Check out this view showing the default login screen with some elements hidden.

The “big” thing:

Please note that GDM Settings is not an approved GNOME tool. It should be used with caution and at the user’s own risk. It appears that some tweaks or options available in this app may be adjusting settings that are not intended to be configurable or modifying hardcoded settings on the fly.

Furthermore, there have been reports of users encountering problems after using this tool for seemingly harmless tasks, such as changing the login screen’s color. Instead of the desired outcome, GDM fails to load, displaying the frustrating error message “Oh no!
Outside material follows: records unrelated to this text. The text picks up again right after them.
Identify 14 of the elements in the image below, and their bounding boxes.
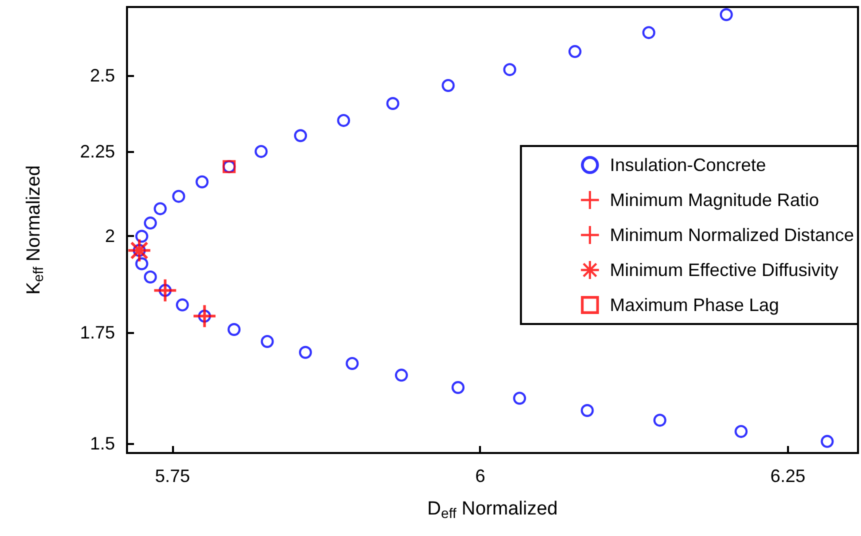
legend-label: Minimum Normalized Distance: [610, 225, 854, 245]
legend-label: Minimum Magnitude Ratio: [610, 190, 820, 210]
y-tick-label: 2.25: [80, 141, 115, 162]
x-tick-label: 6.25: [770, 466, 806, 486]
x-tick-label: 5.75: [155, 466, 190, 486]
y-tick-label: 2.5: [90, 66, 115, 86]
legend-label: Maximum Phase Lag: [610, 295, 780, 315]
y-axis-title: Keff Normalized: [24, 165, 46, 295]
y-tick-label: 2: [104, 226, 115, 246]
y-tick-label: 1.5: [90, 433, 115, 454]
y-tick-label: 1.75: [80, 322, 115, 342]
x-tick-label: 6: [475, 466, 486, 486]
legend-label: Minimum Effective Diffusivity: [610, 260, 838, 280]
legend-label: Insulation-Concrete: [610, 155, 766, 175]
Something has gone wrong”.

So, once more: use this tool at your own discretion and risk.

Getting GDM Settings

You can install GDM Settings from Flathub but the sandboxed nature of Flatpak means some features of the tool are not available/may not work.

For full, unbridled access you can download the GDM Settings AppImage (you will need to install a package to make AppImages work in Ubuntu 23.04 & 23.10).